Someone, somewhere out there, is wishing that he/she did not have Asperger’s Syndrome. Whoever you are, or if there is more than one of you, I hope you read some or all of the posts with this subject line to know that you are not alone. I’m sure many of us who have Asperger’s, if not all of us, have, at one point or another, wished we didn’t have Asperger’s Syndrome.
Growing up on the autism spectrum is certainly not easy, and I find myself wondering if you are a teenager. Being a teenager is hard enough as it is without a disability whose most obvious attribute is “difficulty with social skills” to make it harder. If I’d known I had AS when I was a teen, I’d probably have wished like crazy that I didn’t have it. I didn’t want to have anything to make me different, and I was most definitely different.
Today, however, as an adult, I can appreciate my differences. I think differently, and in my opinion that’s a good thing. I can look at situations in a way that non-Aspies can’t. I can solve puzzles that have my non-Aspie friends shaking their heads. I can make friends with almost any animal I meet, even the ones that other people say “He doesn’t like anyone!”
I have hypersensitive hearing, and while sometimes that can make me crazy, at other times it is very, very useful. I can find my cats by listening to them purr. When I do my transcription job, I can hear audio that my co-workers can’t hear. All of my co-workers, even my supervisor, will ask me to listen to things that they can’t hear. When I was waiting for eye surgery to fix my vision problems, I was able to use my hearing to make sure a car wasn’t coming to run me over when I crossed the street, or to find my black cat in the dark by calling her and listening to her meow at me.
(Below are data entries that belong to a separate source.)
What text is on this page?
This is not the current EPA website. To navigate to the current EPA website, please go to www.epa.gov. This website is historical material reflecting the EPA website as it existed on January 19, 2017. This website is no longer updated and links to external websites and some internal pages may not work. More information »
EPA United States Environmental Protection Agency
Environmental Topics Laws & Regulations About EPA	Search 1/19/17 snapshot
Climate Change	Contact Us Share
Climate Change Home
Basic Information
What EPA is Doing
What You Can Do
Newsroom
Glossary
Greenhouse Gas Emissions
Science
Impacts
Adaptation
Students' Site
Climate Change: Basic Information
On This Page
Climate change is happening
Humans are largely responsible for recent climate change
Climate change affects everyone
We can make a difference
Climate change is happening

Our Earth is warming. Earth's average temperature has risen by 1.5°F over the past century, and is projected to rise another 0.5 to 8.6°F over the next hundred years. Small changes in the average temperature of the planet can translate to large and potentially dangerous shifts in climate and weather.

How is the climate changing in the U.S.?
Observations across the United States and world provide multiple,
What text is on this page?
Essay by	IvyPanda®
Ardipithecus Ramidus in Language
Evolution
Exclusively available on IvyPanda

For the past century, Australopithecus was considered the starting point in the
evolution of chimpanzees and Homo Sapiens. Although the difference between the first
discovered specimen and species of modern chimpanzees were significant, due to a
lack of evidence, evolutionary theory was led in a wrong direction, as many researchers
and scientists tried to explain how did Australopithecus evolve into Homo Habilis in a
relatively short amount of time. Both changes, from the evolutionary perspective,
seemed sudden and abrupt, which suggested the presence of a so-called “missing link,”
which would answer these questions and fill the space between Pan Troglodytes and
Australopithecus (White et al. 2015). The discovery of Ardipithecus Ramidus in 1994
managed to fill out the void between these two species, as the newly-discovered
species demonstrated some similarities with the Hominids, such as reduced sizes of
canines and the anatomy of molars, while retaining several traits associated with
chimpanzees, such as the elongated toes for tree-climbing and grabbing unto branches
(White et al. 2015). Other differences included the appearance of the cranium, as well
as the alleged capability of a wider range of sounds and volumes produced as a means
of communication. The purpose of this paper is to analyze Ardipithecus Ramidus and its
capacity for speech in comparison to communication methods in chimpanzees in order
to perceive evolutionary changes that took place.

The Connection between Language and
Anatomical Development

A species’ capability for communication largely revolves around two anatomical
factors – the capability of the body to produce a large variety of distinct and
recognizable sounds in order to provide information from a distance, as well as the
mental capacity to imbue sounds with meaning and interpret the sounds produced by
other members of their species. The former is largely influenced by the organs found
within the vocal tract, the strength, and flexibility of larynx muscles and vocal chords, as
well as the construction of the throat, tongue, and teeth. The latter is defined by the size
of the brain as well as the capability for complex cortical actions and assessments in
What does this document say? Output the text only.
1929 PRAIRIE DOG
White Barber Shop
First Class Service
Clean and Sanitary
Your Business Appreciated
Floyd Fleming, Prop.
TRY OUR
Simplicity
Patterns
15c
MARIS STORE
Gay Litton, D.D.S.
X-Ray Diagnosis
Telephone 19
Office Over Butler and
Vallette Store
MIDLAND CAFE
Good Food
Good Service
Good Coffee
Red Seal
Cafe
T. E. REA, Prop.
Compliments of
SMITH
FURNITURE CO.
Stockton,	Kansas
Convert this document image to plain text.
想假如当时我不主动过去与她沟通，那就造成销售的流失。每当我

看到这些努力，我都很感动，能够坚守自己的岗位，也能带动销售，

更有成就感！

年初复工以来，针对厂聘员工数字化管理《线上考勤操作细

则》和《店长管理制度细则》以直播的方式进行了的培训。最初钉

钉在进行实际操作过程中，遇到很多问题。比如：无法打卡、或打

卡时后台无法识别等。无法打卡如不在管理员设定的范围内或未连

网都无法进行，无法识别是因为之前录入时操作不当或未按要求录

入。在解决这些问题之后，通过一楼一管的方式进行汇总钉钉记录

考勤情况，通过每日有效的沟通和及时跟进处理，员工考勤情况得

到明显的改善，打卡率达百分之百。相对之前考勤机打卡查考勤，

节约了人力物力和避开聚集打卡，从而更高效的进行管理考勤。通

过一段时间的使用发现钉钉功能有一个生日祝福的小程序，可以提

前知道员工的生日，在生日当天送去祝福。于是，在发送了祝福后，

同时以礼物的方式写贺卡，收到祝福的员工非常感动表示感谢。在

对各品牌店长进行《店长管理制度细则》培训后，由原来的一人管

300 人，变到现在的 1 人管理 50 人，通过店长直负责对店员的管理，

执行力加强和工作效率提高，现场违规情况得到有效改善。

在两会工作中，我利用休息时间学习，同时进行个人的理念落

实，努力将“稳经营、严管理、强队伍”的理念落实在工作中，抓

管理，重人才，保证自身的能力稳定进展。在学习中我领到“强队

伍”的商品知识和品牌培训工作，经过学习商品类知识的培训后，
I get along amazingly well with children. Even though I have always had a bit of a problem with the concept of “play,” children still approach me and ask me to play with them. People at my church will hand me their babies and say, “Here, hold my baby while I run to the ladies’ room,” or say to their toddler grandchild, “Go sit with Purple Aspie while Grandma goes and gets a cup of tea.” Children seem especially attracted to my purple clothing. I have bonded with many purple-wearing children.
When it comes to absorbing information, we Aspies are very good at it, especially if the subject is one of our special interests. Many people ask me for advice about their cats because they know that cats are one of my special interests. It’s not just my special interests, though; if I want to know about a subject, I get to know that subject inside and out. Ask me a question about something, and if I don’t know the answer now, I will know the answer tomorrow — along with a massive amount of additional information that you didn’t ask me about. In school I was always very good at writing research papers. I can beat almost anyone at a trivia contest, unless the subject is sports. Something I hear quite often is, “How did you know that?” to which my answer will probably be, “Doesn’t everybody?”
Our attention to detail makes us very good at spotting defects and differences. If you’ve ever seen those little pictures that ask you to “spot the differences,” as an Aspie you can probably spot those differences very quickly. If something isn’t working, get an Aspie to look at it; they’ll find what’s wrong with it even if it takes them all night, because Aspies are also very, very focused and dedicated. When I’m working on something, I will work until it is finished. Sometimes I have a problem starting something, but once I’ve started, I’m bound and determined to finish it.
While we Aspies may find it difficult to make friends, we can be very good friends. We don’t expect people to read our minds and guess whether or not something is bothering us. We don’t hide the truth; indeed, we can be brutally honest. If you want an honest opinion on your outfit or your hairstyle, ask an Aspie. We seldom judge people for gender, sexual orientation, religion (or lack of same) or skin colour. I honestly don’t care if you’re male, female, gay, straight, Christian, Atheist, red, green or purple. Okay, I might like you better if you’re purple. As long as you’re nice to me, I’ll be nice to you in return.
Dear “I Wish I Didn’t Have Asperger’s,” do you know any other Aspies? There are many of us out here. If you can’t find any of us in person, look for us in cyberspace. There are many, many autism & Asperger communities online. Go on Twitter and look for the hashtag #asperger. Learn how to be an autism self-advocate at autisticselfadvocacy.org. Join the discussion boards at wrongplanet.net. Go to http://www.inlv.demon.nl/ and sign up for one or more of their Asperger e-mail lists.
Most of all, I want you to know that you are not alone. It can be hard to have Asperger’s, but it does get better. Please reach out and find some of your fellow Aspies. We want to help.